Anche questa settimana restiamo in scia della vicenda Garlasco, affrontando le questioni di “sistema” che questa specie di romanzo popolare inevitabilmente interroga. Il tema della prova scientifica è davvero al centro del torneo mediatico che si è scatenato, ma anche -da quello che è dato comprendere – della stessa riapertura delle indagini disposta dalla Procura di Pavia. Perciò ormai tutti si sentono autorizzati a discettare di DNA sotto le unghie o nei vasetti di fruttolo; di dattiloscopia, di impronte con o senza materiale biologico, e così via discorrendo. Ma per una volta, questo bailamme può tornare in qualche modo utile per far comprendere quanto sia mal riposta questa fede messianica nella prova scientifica. Tutti ne parlano e ne ragionano come se si trattasse dell’approdo certo, insuperabile, definitivo della prova penale. Ma sarebbe sufficiente riflettere sul fatto che su pressoché tutti i temi della indagine scientifica squadre di consulenti di parte – pubblica e privata – giungono a conclusioni quasi sempre contrapposte, per convincersi di quanto quelle aspettative siano mal riposte.
Lo squilibrio della prova scientifica
Per una volta, questo grave errore di approccio al problema non può essere imputato solo alla deriva mediatica.
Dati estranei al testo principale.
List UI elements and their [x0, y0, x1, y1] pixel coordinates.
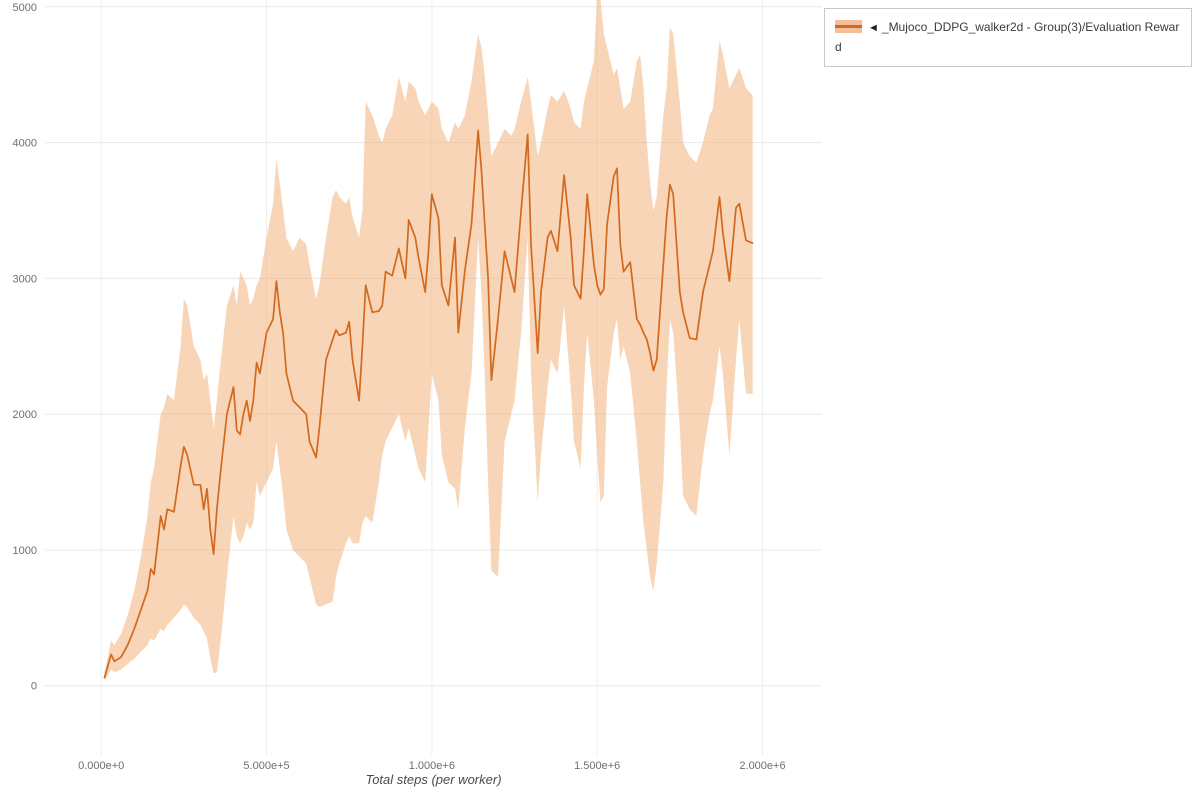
x-tick-label: 2.000e+6: [739, 760, 785, 772]
series-group: [103, 0, 754, 681]
legend[interactable]: ◄ _Mujoco_DDPG_walker2d - Group(3)/Evalua…: [824, 8, 1192, 67]
x-tick-label: 1.500e+6: [574, 760, 620, 772]
x-tick-label: 5.000e+5: [243, 760, 289, 772]
y-tick-label: 1000: [13, 545, 37, 557]
plot-area[interactable]: 0 1000 2000 3000 4000 5000 0.000e+0 5.000e+5 1.0…: [0, 0, 830, 800]
y-tick-label: 0: [31, 681, 37, 693]
y-tick-label: 4000: [13, 138, 37, 150]
legend-isolate-marker-icon[interactable]: ◄: [868, 22, 879, 34]
legend-series-label[interactable]: _Mujoco_DDPG_walker2d - Group(3)/Evaluat…: [835, 20, 1180, 54]
x-tick-label: 1.000e+6: [409, 760, 455, 772]
x-tick-label: 0.000e+0: [78, 760, 124, 772]
y-tick-label: 2000: [13, 409, 37, 421]
series-confidence-band: [104, 0, 753, 681]
legend-series-swatch-icon: [835, 20, 862, 33]
x-axis-title: Total steps (per worker): [365, 772, 502, 787]
evaluation-reward-chart: 0 1000 2000 3000 4000 5000 0.000e+0 5.000e+5 1.0…: [0, 0, 830, 800]
series-mean-line: [103, 129, 754, 679]
y-tick-label: 3000: [13, 273, 37, 285]
y-tick-label: 5000: [13, 2, 37, 14]
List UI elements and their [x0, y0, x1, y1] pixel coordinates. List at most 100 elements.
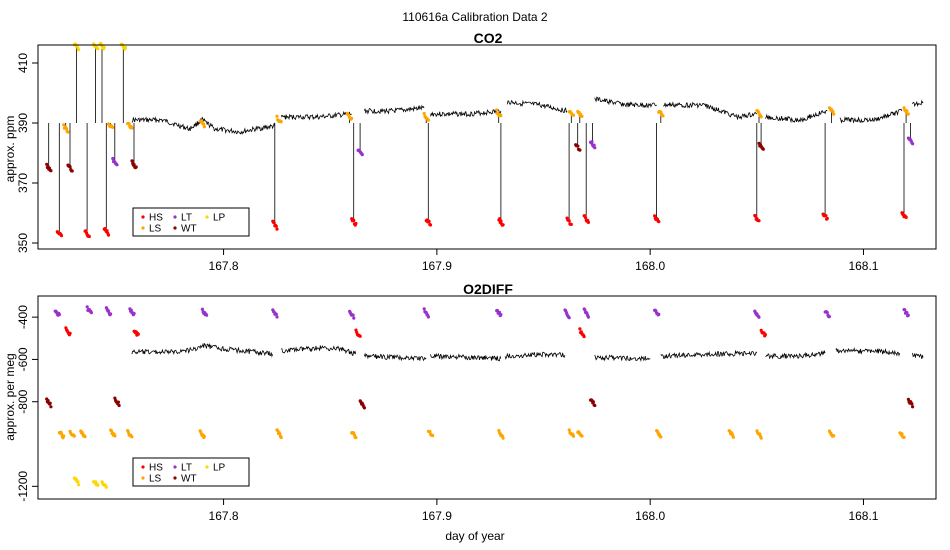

Nel processo penale, la prova scientifica è innanzitutto un elemento di forte squilibrio tra accusa e difesa. Il PM e la polizia giudiziaria dispongono di strumenti e mezzi ovviamente superiori a quelli mediamente accessibili dalle difese; ma soprattutto ne fanno uso nel segreto della indagine (salvo che l’esperimento tecnico sia irripetibile, nel qual caso esso deve essere effettuato nel contraddittorio tra le parti). Una accusa infine disvelata all’indagato, resa forte dal supporto tecnico-consulenziale sul quale ha potuto fare affidamento il PM, costringe la difesa ad un ruolo confutativo postumo, non sempre agevole e soprattutto non sempre accessibile per le capacità di spesa della persona indagata. A ciò si aggiunga la naturale diffidenza del giudice verso i consulenti della difesa, che è davvero un tema che accompagna quasi costantemente la nostra esperienza giudiziaria. Il motivo è sempre lo stesso: la parte pubblica persegue solo finalità di giustizia, la parte privata persegue la tutela degli interessi del proprio assistito.
La cultura della formazione della prova in contraddittorio, che ha bisogno come l’aria della contrapposizione dialettica tra le parti con pari dignità, fatica ad affermarsi. Al punto che questo discrimine – ne parliamo in quarta pagina – è stato perfino argomentato e teorizzato dalla Corte di Cassazione in alcune sentenze, per fortuna confutate da altre di segno opposto, ma sintomatiche di un atteggiamento culturale e psicologico diffusissimo tra i giudici di merito: il Consulente tecnico del PM è più attendibile del Consulente tecnico della difesa.
L’estrema prudenza della confutazione
L’idea che la difesa potrebbe conferire alla prova dibattimentale una consulenza scientifica – per esempio – di qualità e di autorevolezza superiore a quella offerta dalla Pubblica Accusa, fa grande fatica ad affermarsi, tale è l’idolatria dello stigma pubblico del consulente d’accusa. Per conseguenza, la confutazione difensiva della prova scientifica articolata dalla Pubblica Accusa viene prevalentemente valutata con estrema prudenza, e non di rado diffidenza: il giudice – come dire – tende a “resistere” a quella confutazione tecnica di parte privata, affidata ad un professionista che, “pagato dalla difesa”, perciò solo va preso con le pinze: come se i CC.TT del PM lavorassero gratis, e non vi possa essere un interesse professionale ad essere inseriti in quegli elenchi formati presso le Procure, ed una qualche tendenza ad assecondare, ove possibile, le aspettative dell’Ufficio.
In ogni caso, l’idea che la prova scientifica abbia una sua forza risolutiva, una preminenza nella gerarchia delle prove penali, è una pura e semplice leggenda metropolitana, e questo incredibile helzapoppin della inchiesta di Garlasco ne sta fornendo, e promette ancora di più di fornirne, la più rumorosa delle conferme. Buona lettura!